BED files are 0-based, so plan accordingly!

...or this could be a VCF file that contains a data line for chr03 region information for the CHROM, POS, and INFO columns with the INFO column containing a END field. For example:

#CHROM  POS ID  REF ALT QUAL  FILTER  INFO  ...
chr03   1   r1  A   T   50    PASS    END=5000

Create FASTA data

While haplotype sequences are abstracted to MD5 hashes in hVCF files, sequence information can be recapitulated from these hash values using the create-fasta-from-hvcf command:

phg create-fasta-from-hvcf \
  --hvcf-file my_sample.h.vcf \
  --fasta-type composite \
  -o /path/to/outputFolder

As the name of this command implies, we are creating FASTA files of nucleotide sequence data from a single hVCF file or a collection of hVCF files by specifying a directory. The output FASTA files will be written (one FASTA per hVCF file) to the specified output directory (-o). The format of the file names will be sample_name_type.fa where sample_name is the name of the sample from the hVCF file name and type is the type of fasta file created (composite or haplotype). The following parameters may be used:

  • input type (you can only select one):
    • --hvcf-file - path to an hVCF file. Can be substituted with --hvcf-dir.
    • --hvcf-dir - path to a directory containing hVCF files. Can be substituted with --hvcf-file.
  • --fasta-type - what type of FASTA format do you want to use?
    • composite - generate a FASTA file that contains all haplotypes concatenated together by consecutive reference ranges. This composite or "pseudo" genome can be used for the resequencing pipeline.
    • haplotype - generate a FASTA file where each haplotype is a separate FASTA entry. Useful for read mapping, imputation or simple haplotype sequence retrieval.
    • 'pangenomeHaplotype' - generate a FASTA file where we output all the haplotypes from all the hvcf files in the directory
    • 'rangeFasta' - outputs one file per reference range specified by the bedfile. Each file contains the haplotype sequences for each sample for the specified range.
  • -o - output path to directory for the created fasta files.

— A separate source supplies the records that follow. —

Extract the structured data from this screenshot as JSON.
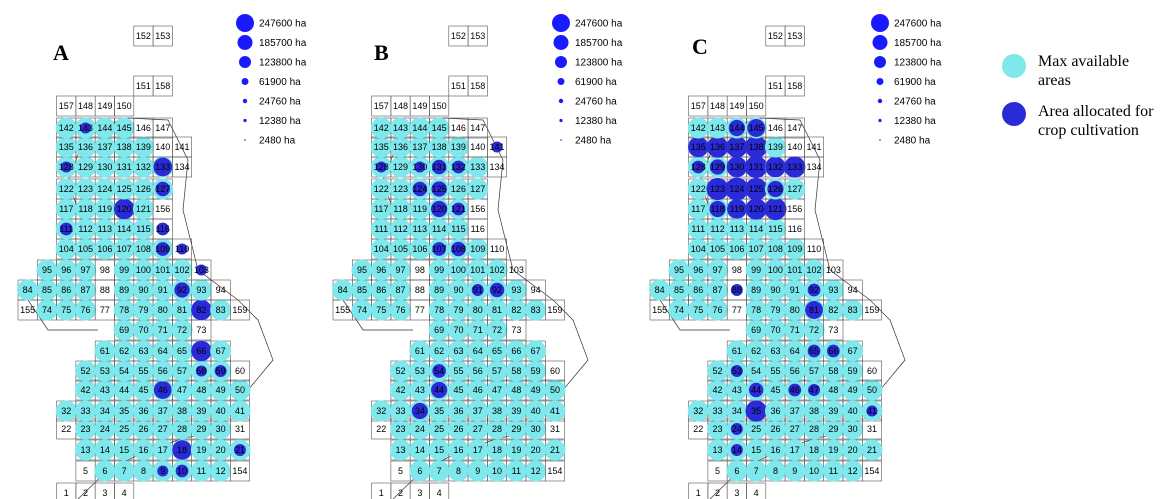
{
  "panels": [
    {
      "label": "A"
    },
    {
      "label": "B"
    },
    {
      "label": "C"
    }
  ],
  "scale_legend": {
    "values": [
      "247600 ha",
      "185700 ha",
      "123800 ha",
      "61900 ha",
      "24760 ha",
      "12380 ha",
      "2480 ha"
    ],
    "color": "#1a1aff"
  },
  "legend": {
    "max_available": {
      "label": "Max available areas",
      "color": "#7fe8ec"
    },
    "allocated": {
      "label": "Area allocated for crop cultivation",
      "color": "#2a2ad8"
    }
  },
  "grid_cells": {
    "rows": [
      [
        "1",
        "2",
        "3",
        "4"
      ],
      [
        "5",
        "6",
        "7",
        "8",
        "9",
        "10",
        "11",
        "12",
        "154"
      ],
      [
        "13",
        "14",
        "15",
        "16",
        "17",
        "18",
        "19",
        "20",
        "21"
      ],
      [
        "22",
        "23",
        "24",
        "25",
        "26",
        "27",
        "28",
        "29",
        "30",
        "31"
      ],
      [
        "32",
        "33",
        "34",
        "35",
        "36",
        "37",
        "38",
        "39",
        "40",
        "41"
      ],
      [
        "42",
        "43",
        "44",
        "45",
        "46",
        "47",
        "48",
        "49",
        "50"
      ],
      [
        "52",
        "53",
        "54",
        "55",
        "56",
        "57",
        "58",
        "59",
        "60"
      ],
      [
        "61",
        "62",
        "63",
        "64",
        "65",
        "66",
        "67"
      ],
      [
        "69",
        "70",
        "71",
        "72",
        "73"
      ],
      [
        "155",
        "74",
        "75",
        "76",
        "77",
        "78",
        "79",
        "80",
        "81",
        "82",
        "83",
        "159"
      ],
      [
        "84",
        "85",
        "86",
        "87",
        "88",
        "89",
        "90",
        "91",
        "92",
        "93",
        "94"
      ],
      [
        "95",
        "96",
        "97",
        "98",
        "99",
        "100",
        "101",
        "102",
        "103"
      ],
      [
        "104",
        "105",
        "106",
        "107",
        "108",
        "109",
        "110"
      ],
      [
        "111",
        "112",
        "113",
        "114",
        "115",
        "116"
      ],
      [
        "117",
        "118",
        "119",
        "120",
        "121",
        "156"
      ],
      [
        "122",
        "123",
        "124",
        "125",
        "126",
        "127"
      ],
      [
        "128",
        "129",
        "130",
        "131",
        "132",
        "133",
        "134"
      ],
      [
        "135",
        "136",
        "137",
        "138",
        "139",
        "140",
        "141"
      ],
      [
        "142",
        "143",
        "144",
        "145",
        "146",
        "147"
      ],
      [
        "157",
        "148",
        "149",
        "150"
      ],
      [
        "151",
        "158"
      ],
      [
        "152",
        "153"
      ]
    ]
  }
}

Data retrieval using BrAPI endpoints and rPHG

While the above commands allow for individual-oriented access to PHG data, another option is to start a "RESTful" web service. This service can provide access to a centralized PHG database, allowing multiple individuals in a team to simultaneously retrieve PHG-relevant information. The following web service leverages the Breeding API (BrAPI which provides a standard, community-driven collection of web retrieval calls relevant to plant breeding.

To create a web service for serving PHG data, we can use the start-server command:

phg start-server \
    --db-path vcf_dbs \
    --port 8080

This command takes only two arguments:

  • --db-path - path to directory storing the TileDB instances.
  • --port - web server port for the network connection. Defaults to 8080.

Once this command is run, a web service to localhost will start and data can be retrieved:

  • manually using BrAPI endpoints and cURL:

    # An example pointing to the 'samples' BrAPI endpoint
    $ curl http://localhost:8080/brapi/v2/samples
    
    # An example pointing to a composite hVCF file
    $ curl http://localhost:8080/brapi/v2/variantsets
    

  • using the R package, rPHG2. Since this is a separate library, more information about the library and retrieval methods can be found here.